While Recommended Dietary Allowances of protein are approximately 0.8 g/kg of body weight for a healthy adult and 1.4 to 2.2 g/kg for healthy growing infants and pediatric patients. It must be recognized that protein as well as caloric requirements in traumatized or malnourished patients may be substantially increased. Daily amino acid doses of approximately 1.5 g/kg of body weight for adults and 2 to 3 g/kg of body weight for infants with adequate calories are generally sufficient to satisfy protein needs and promote positive nitrogen balance. Higher doses may be required in severely catabolic states. Such higher doses, especially in infants, must be accompanied by frequent laboratory evaluation. Fat emulsion may be supplied to help meet energy requirements.
Fat emulsion coadministration should be considered when prolonged (more than 5 days) parenteral nutrition is required in order to prevent essential fatty acid deficiency (E.F.A.D.). Serum lipids should be monitored for evidence of E.F.A.D. in patients maintained on fat free TPN.
For protein sparing in well-nourished patients not receiving significant additional calories, amino acid dosages of 1.0 to 1.7 g/kg/day significantly reduce nitrogen losses and spare body protein. If rises in BUN exceed 20 mg% in 48 hours, amino acid infusion should be discontinued or rate of administration reduced.
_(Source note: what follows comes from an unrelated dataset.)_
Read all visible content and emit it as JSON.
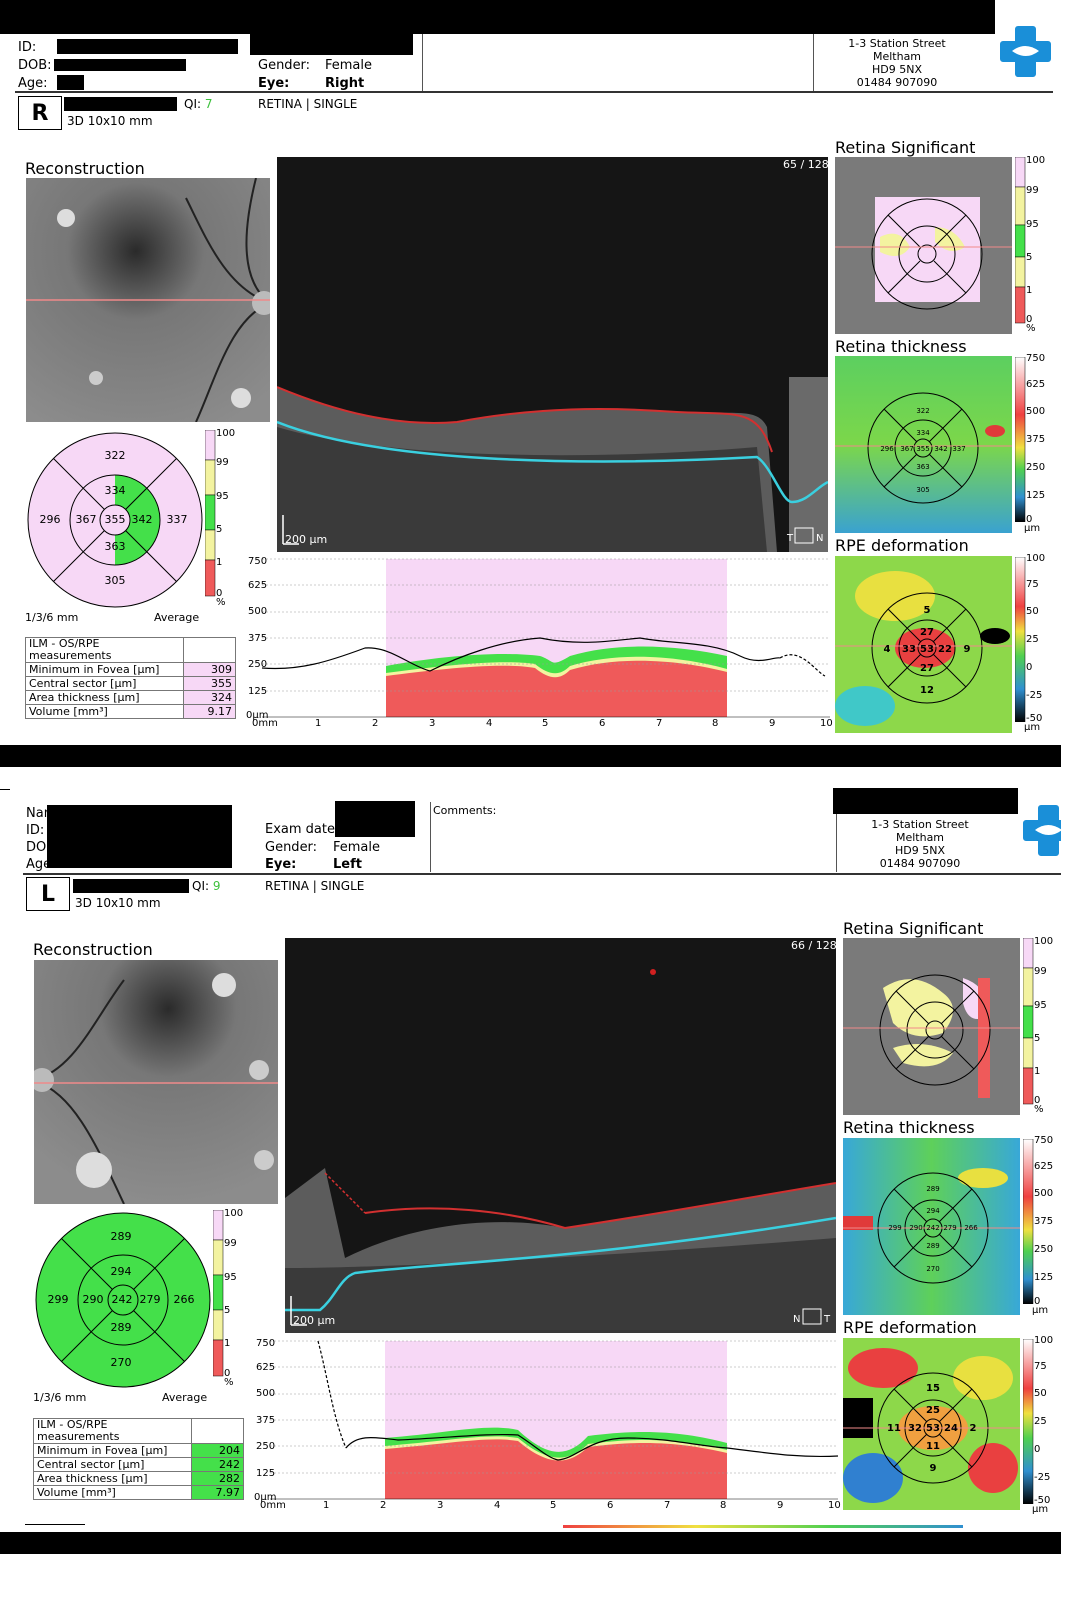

The provision of sufficient intracellular electrolytes, principally potassium, magnesium, and phosphate, is also required for optimum utilization of amino acids. Approximately 60–180 mEq of potassium, 10–30 mEq of magnesium, and 20–80 mEq of phosphate per day appear necessary to achieve optimum metabolic response. In addition, sufficient quantities of the major extracellular electrolytes (sodium, calcium, and chloride) must be given. In patients with hyperchloremic or other metabolic acidoses, sodium and potassium may be added as the acetate or lactate salts to provide bicarbonate precursor. The electrolyte content of 10% FreAmine® III (Amino Acid Injection) must be considered when calculating daily electrolyte intake. Serum electrolytes, including magnesium and phosphorus, should be monitored frequently.
If a patient's nutritional intake is primarily parenteral, vitamins, especially the water soluble vitamins, and trace elements should also be provided.